I agree with your point about MARCs not aiding novice-expert communication if the communication models are not agreed upon. Various scenarios impeding communication can be envisaged: Your experience with string theory is one where the expert could have explained his knowledge, but in doing so two or three years of continual monologue is needed; and experts may suffer from the curse of knowledge, where informed people are “cursed by the knowledge they possess and inaccurately judge what uninformed participants know” (Birch & Bernstein, 2007, p. 100, grammatical tense altered). In other words, I know something and I can’t imagine you not knowing it. (Birch & Bloom, 2007; Camerer, Loewenstein, & Weber, 1989). My original point was unclear. I tried to make a case for researchers to clarify how they speak with experts. I didn’t mean to bring up the novice-expert situation. I’m glad that you did.
Your question about teaching experts to talk novice (my italics: great new language!) is a very complex one. Beyond what we’ve jointly covered above, one avenue that may give a lot of value is looking at science public outreach programmes (OP). I don’t know of any discourse analysis studies of typical OP, but I suspect that established OP (I’m thinking of NASA’s and other science ones) would provide a good road map of simplified yet accurate concept building as well as concrete examples of how that simplification is achieved.
The Fernández et al. (Fernández, Wergerif, Mercer, & Rojas-Drummond, 2002) article you reference speaks well to the second part of your question (if I’ve understood it properly). Do you know of any other studies that have taken the idea of discourse training in older students? I know that my own students benefit from direct instruction in discourse as many Japanese students have had very little experience in constructivist learning situations.

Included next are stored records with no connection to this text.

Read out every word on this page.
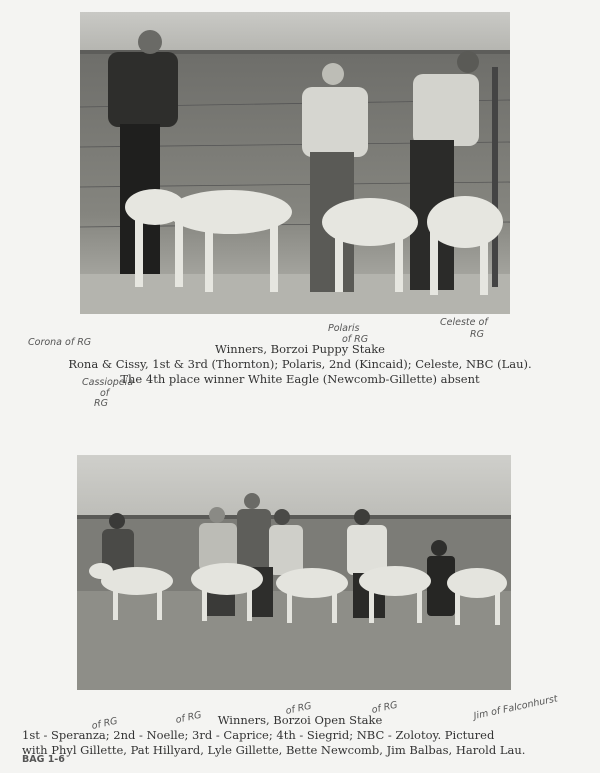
Corona of RG
Polaris
of RG
Celeste of
RG
Cassiopeia
of
RG
Winners, Borzoi Puppy Stake
Rona & Cissy, 1st & 3rd (Thornton); Polaris, 2nd (Kincaid); Celeste, NBC (Lau).
The 4th place winner White Eagle (Newcomb-Gillette) absent
of RG	of RG
of RG	of RG	Jim of Falconhurst
BAG 1-6
Winners, Borzoi Open Stake
1st - Speranza; 2nd - Noelle; 3rd - Caprice; 4th - Siegrid; NBC - Zolotoy. Pictured
with Phyl Gillette, Pat Hillyard, Lyle Gillette, Bette Newcomb, Jim Balbas, Harold Lau.
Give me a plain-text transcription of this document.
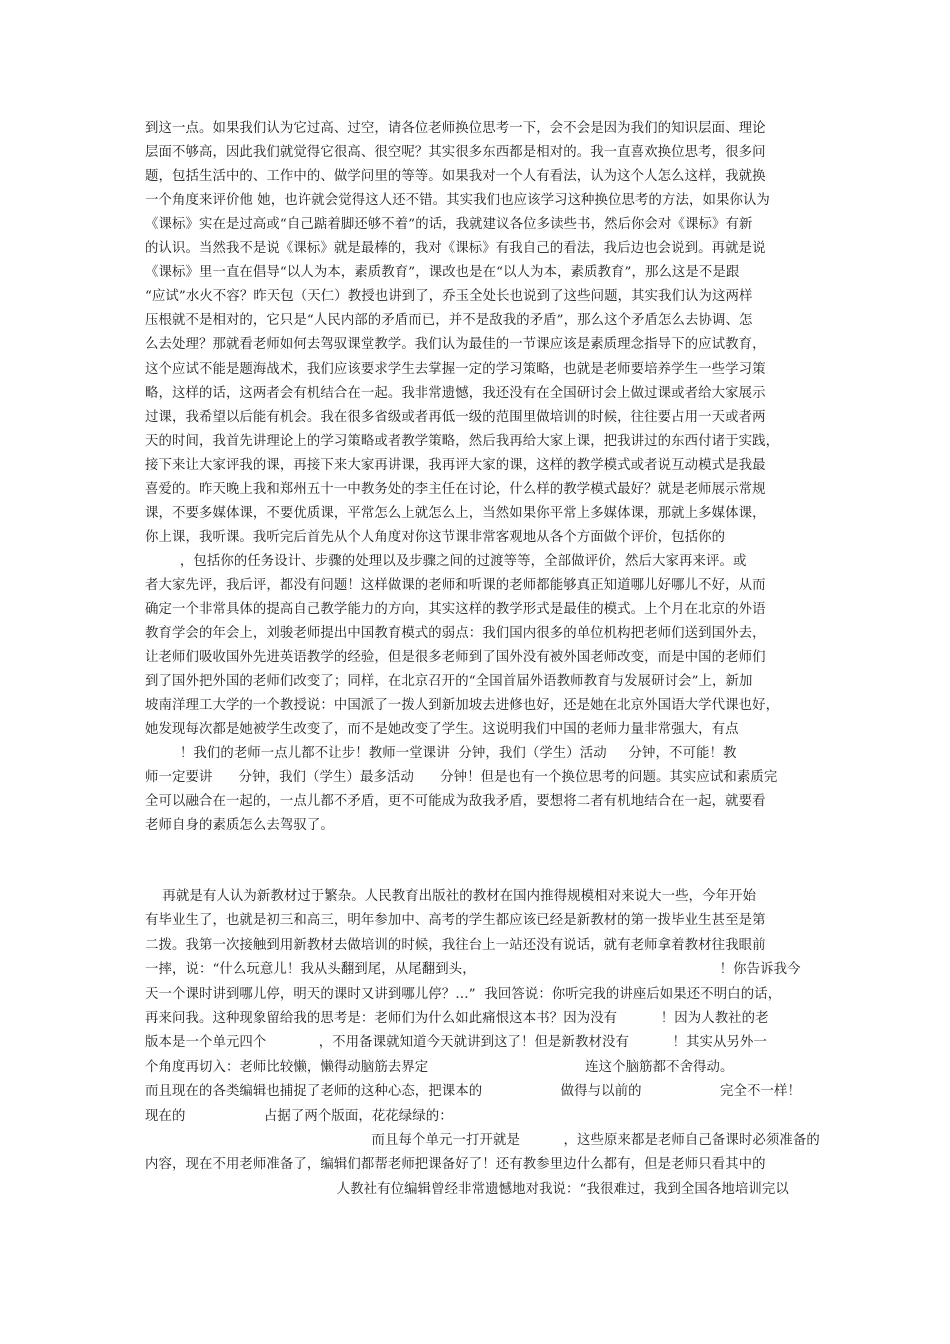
到这一点。如果我们认为它过高、过空，请各位老师换位思考一下，会不会是因为我们的知识层面、理论
层面不够高，因此我们就觉得它很高、很空呢？其实很多东西都是相对的。我一直喜欢换位思考，很多问
题，包括生活中的、工作中的、做学问里的等等。如果我对一个人有看法，认为这个人怎么这样，我就换
一个角度来评价他 她，也许就会觉得这人还不错。其实我们也应该学习这种换位思考的方法，如果你认为
《课标》实在是过高或“自己踮着脚还够不着”的话，我就建议各位多读些书，然后你会对《课标》有新
的认识。当然我不是说《课标》就是最棒的，我对《课标》有我自己的看法，我后边也会说到。再就是说
《课标》里一直在倡导“以人为本，素质教育”，课改也是在“以人为本，素质教育”，那么这是不是跟
“应试”水火不容？昨天包（天仁）教授也讲到了，乔玉全处长也说到了这些问题，其实我们认为这两样
压根就不是相对的，它只是“人民内部的矛盾而已，并不是敌我的矛盾”，那么这个矛盾怎么去协调、怎
么去处理？那就看老师如何去驾驭课堂教学。我们认为最佳的一节课应该是素质理念指导下的应试教育，
这个应试不能是题海战术，我们应该要求学生去掌握一定的学习策略，也就是老师要培养学生一些学习策
略，这样的话，这两者会有机结合在一起。我非常遗憾，我还没有在全国研讨会上做过课或者给大家展示
过课，我希望以后能有机会。我在很多省级或者再低一级的范围里做培训的时候，往往要占用一天或者两
天的时间，我首先讲理论上的学习策略或者教学策略，然后我再给大家上课，把我讲过的东西付诸于实践，
接下来让大家评我的课，再接下来大家再讲课，我再评大家的课，这样的教学模式或者说互动模式是我最
喜爱的。昨天晚上我和郑州五十一中教务处的李主任在讨论，什么样的教学模式最好？就是老师展示常规
课，不要多媒体课，不要优质课，平常怎么上就怎么上，当然如果你平常上多媒体课，那就上多媒体课，
你上课，我听课。我听完后首先从个人角度对你这节课非常客观地从各个方面做个评价，包括你的
，包括你的任务设计、步骤的处理以及步骤之间的过渡等等，全部做评价，然后大家再来评。或
者大家先评，我后评，都没有问题！这样做课的老师和听课的老师都能够真正知道哪儿好哪儿不好，从而
确定一个非常具体的提高自己教学能力的方向，其实这样的教学形式是最佳的模式。上个月在北京的外语
教育学会的年会上，刘骏老师提出中国教育模式的弱点：我们国内很多的单位机构把老师们送到国外去，
让老师们吸收国外先进英语教学的经验，但是很多老师到了国外没有被外国老师改变，而是中国的老师们
到了国外把外国的老师们改变了；同样，在北京召开的“全国首届外语教师教育与发展研讨会”上，新加
坡南洋理工大学的一个教授说：中国派了一拨人到新加坡去进修也好，还是她在北京外国语大学代课也好，
她发现每次都是她被学生改变了，而不是她改变了学生。这说明我们中国的老师力量非常强大，有点
！我们的老师一点儿都不让步！教师一堂课讲  分钟，我们（学生）活动     分钟，不可能！教
师一定要讲      分钟，我们（学生）最多活动      分钟！但是也有一个换位思考的问题。其实应试和素质完
全可以融合在一起的，一点儿都不矛盾，更不可能成为敌我矛盾，要想将二者有机地结合在一起，就要看
老师自身的素质怎么去驾驭了。
再就是有人认为新教材过于繁杂。人民教育出版社的教材在国内推得规模相对来说大一些，今年开始
有毕业生了，也就是初三和高三，明年参加中、高考的学生都应该已经是新教材的第一拨毕业生甚至是第
二拨。我第一次接触到用新教材去做培训的时候，我往台上一站还没有说话，就有老师拿着教材往我眼前
一摔，说：“什么玩意儿！我从头翻到尾，从尾翻到头，                                                        ！你告诉我今
天一个课时讲到哪儿停，明天的课时又讲到哪儿停？…”  我回答说：你听完我的讲座后如果还不明白的话，
再来问我。这种现象留给我的思考是：老师们为什么如此痛恨这本书？因为没有          ！因为人教社的老
版本是一个单元四个            ，不用备课就知道今天就讲到这了！但是新教材没有          ！其实从另外一
个角度再切入：老师比较懒，懒得动脑筋去界定                                    连这个脑筋都不舍得动。
而且现在的各类编辑也捕捉了老师的这种心态，把课本的                  做得与以前的                  完全不一样！
现在的                  占据了两个版面，花花绿绿的：
而且每个单元一打开就是          ，这些原来都是老师自己备课时必须准备的
内容，现在不用老师准备了，编辑们都帮老师把课备好了！还有教参里边什么都有，但是老师只看其中的
人教社有位编辑曾经非常遗憾地对我说：“我很难过，我到全国各地培训完以
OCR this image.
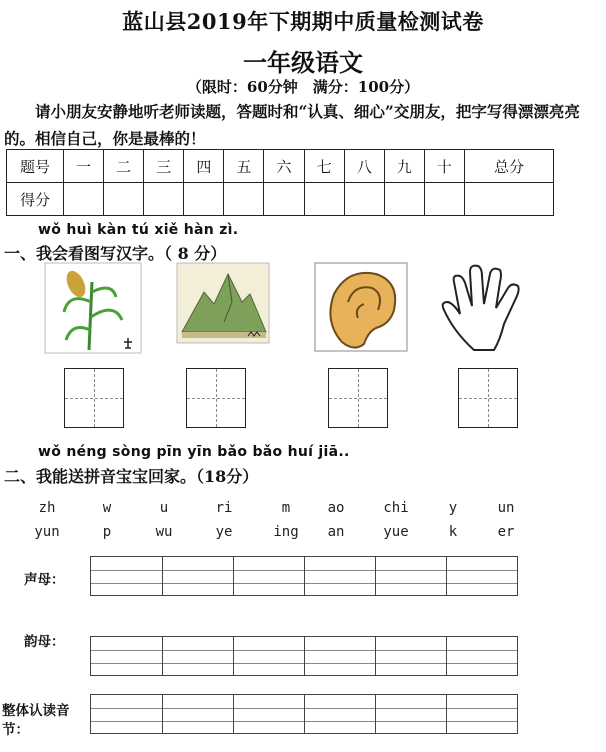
蓝山县2019年下期期中质量检测试卷
一年级语文
（限时：60分钟　满分：100分）
请小朋友安静地听老师读题，答题时和“认真、细心”交朋友，把字写得漂漂亮亮的。相信自己，你是最棒的！
题号	一	二	三	四	五	六	七	八	九	十	总分
得分											
wǒ huì kàn tú xiě hàn zì.
一、我会看图写汉字。（ 8 分）
wǒ néng sòng pīn yīn bǎo bǎo huí jiā..
二、我能送拼音宝宝回家。（18分）
zh	w	u	ri	m	ao	chi	y	un
yun	p	wu	ye	ing	an	yue	k	er
声母：
韵母：
整体认读音节：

I provide this to them on an informal basis.
Birch, S. A. J., & Bernstein, D. M. (2007). What Can Children Tell Us About Hindsight Bias: A Fundamental Constraint on Perspective–Taking? Social Cognition, 25(1), 98–113. http://doi.org/10.1521/soco.2007.25.1.98
Birch, S. A. J., & Bloom, P. (2007). The curse of knowledge in reasoning about false beliefs: Research report. Psychological Science, 18(5), 382–386. http://doi.org/10.1111/j.1467-9280.2007.01909.x
Camerer, C., Loewenstein, G., & Weber, M. (1989). The curse of knowledge in economic settings: An experimental analysis, 1232–1254.
Fernandez, M., Wergerif, R., Mercer, N., & Rojas-Drummond, S. (2002). Re-conceptualising “scaffolding” and the Zone of Proximal Development in the context of symmetrical collaborative learning. Journal of Classroom Interaction, 50(1), 54–72.